Not seen in dbSNP137; nor 1000 Genomes Project (April 2012 release); nor NHLBI (data release ESP6500SI, with 6,503 individuals)
Figure 1Association analyses of discovered rare functional variants in autoimmune diseases
We define rare functional variants as MAF<0.5% in 17,019 controls and predicted non-synonymous, premature stop or splice site annotation. Quantile-quantile plots compare observed versus expected test-statistic distributions, with shading indicating 99% confidence intervals. Full results are available in Supplementary Data. Each of six individual diseases, and all autoimmune diseases combined, were tested as phenotypes.
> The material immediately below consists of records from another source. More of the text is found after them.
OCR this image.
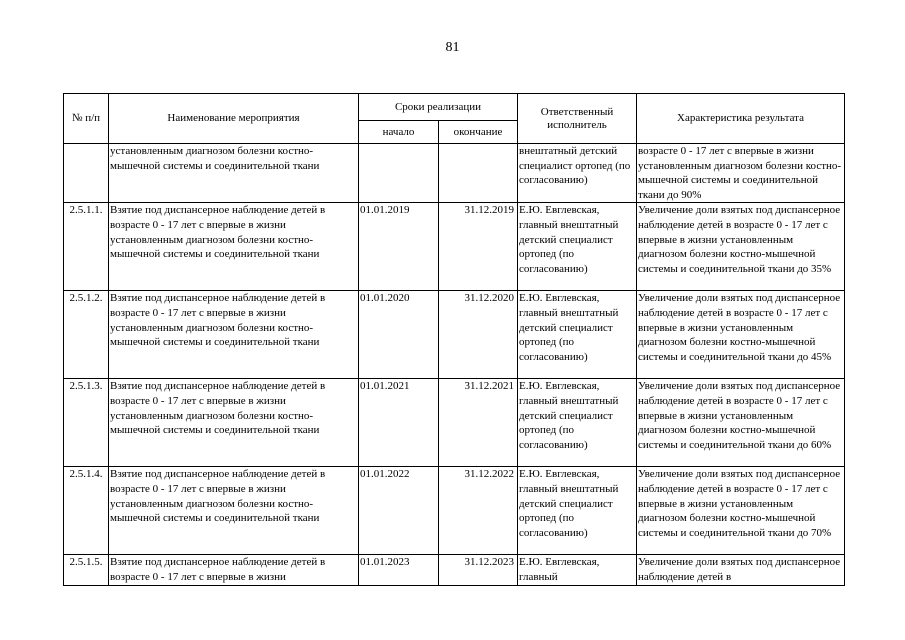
81
№ п/п	Наименование мероприятия	Сроки реализации		Ответственный исполнитель	Характеристика результата
		начало	окончание		
	установленным диагнозом болезни костно-мышечной системы и соединительной ткани			внештатный детский специалист ортопед (по согласованию)	возрасте 0 - 17 лет с впервые в жизни установленным диагнозом болезни костно-мышечной системы и соединительной ткани до 90%
2.5.1.1.	Взятие под диспансерное наблюдение детей в возрасте 0 - 17 лет с впервые в жизни установленным диагнозом болезни костно-мышечной системы и соединительной ткани	01.01.2019	31.12.2019	Е.Ю. Евглевская, главный внештатный детский специалист ортопед (по согласованию)	Увеличение доли взятых под диспансерное наблюдение детей в возрасте 0 - 17 лет с впервые в жизни установленным диагнозом болезни костно-мышечной системы и соединительной ткани до 35%
2.5.1.2.	Взятие под диспансерное наблюдение детей в возрасте 0 - 17 лет с впервые в жизни установленным диагнозом болезни костно-мышечной системы и соединительной ткани	01.01.2020	31.12.2020	Е.Ю. Евглевская, главный внештатный детский специалист ортопед (по согласованию)	Увеличение доли взятых под диспансерное наблюдение детей в возрасте 0 - 17 лет с впервые в жизни установленным диагнозом болезни костно-мышечной системы и соединительной ткани до 45%
2.5.1.3.	Взятие под диспансерное наблюдение детей в возрасте 0 - 17 лет с впервые в жизни установленным диагнозом болезни костно-мышечной системы и соединительной ткани	01.01.2021	31.12.2021	Е.Ю. Евглевская, главный внештатный детский специалист ортопед (по согласованию)	Увеличение доли взятых под диспансерное наблюдение детей в возрасте 0 - 17 лет с впервые в жизни установленным диагнозом болезни костно-мышечной системы и соединительной ткани до 60%
2.5.1.4.	Взятие под диспансерное наблюдение детей в возрасте 0 - 17 лет с впервые в жизни установленным диагнозом болезни костно-мышечной системы и соединительной ткани	01.01.2022	31.12.2022	Е.Ю. Евглевская, главный внештатный детский специалист ортопед (по согласованию)	Увеличение доли взятых под диспансерное наблюдение детей в возрасте 0 - 17 лет с впервые в жизни установленным диагнозом болезни костно-мышечной системы и соединительной ткани до 70%
2.5.1.5.	Взятие под диспансерное наблюдение детей в возрасте 0 - 17 лет с впервые в жизни	01.01.2023	31.12.2023	Е.Ю. Евглевская, главный	Увеличение доли взятых под диспансерное наблюдение детей в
a. Gene based C-alpha test (25 genes by 7 phenotypes, n=41,911 subjects) allowing for both risk and protective effects for rare functional variants (n = 41,911 subjects). Singleton variants pooled into a single binomial count per phenotype.
b. Gene based burden tests (25 genes by 7 phenotypes, n=41,911 subjects) comparing summed allele counts for rare functional variants in cases versus controls with Fisher’s exact test.
c. Conditional gene based burden test (25 genes by 6 phenotypes, n=32,806 subjects): rare functional variant allele counts are summed for each individual per gene and introduced in a logistic regression, including Immunochip covariates for multiple independent top (common) variant signals selected on the basis of a stepwise regression (down to P>10−4). The psoriasis phenotype was not tested as most samples do not have Immunochip data.
d. UNIQ-cases tests (25 genes by 7 phenotypes, n=41,911 subjects) that compares the number of rare functional variants only observed in cases with the distribution of this value upon random permutation (10,000 times) of the phenotypes.
e. UNIQ-controls, same as e but for rare functional variants uniquely observed in controls.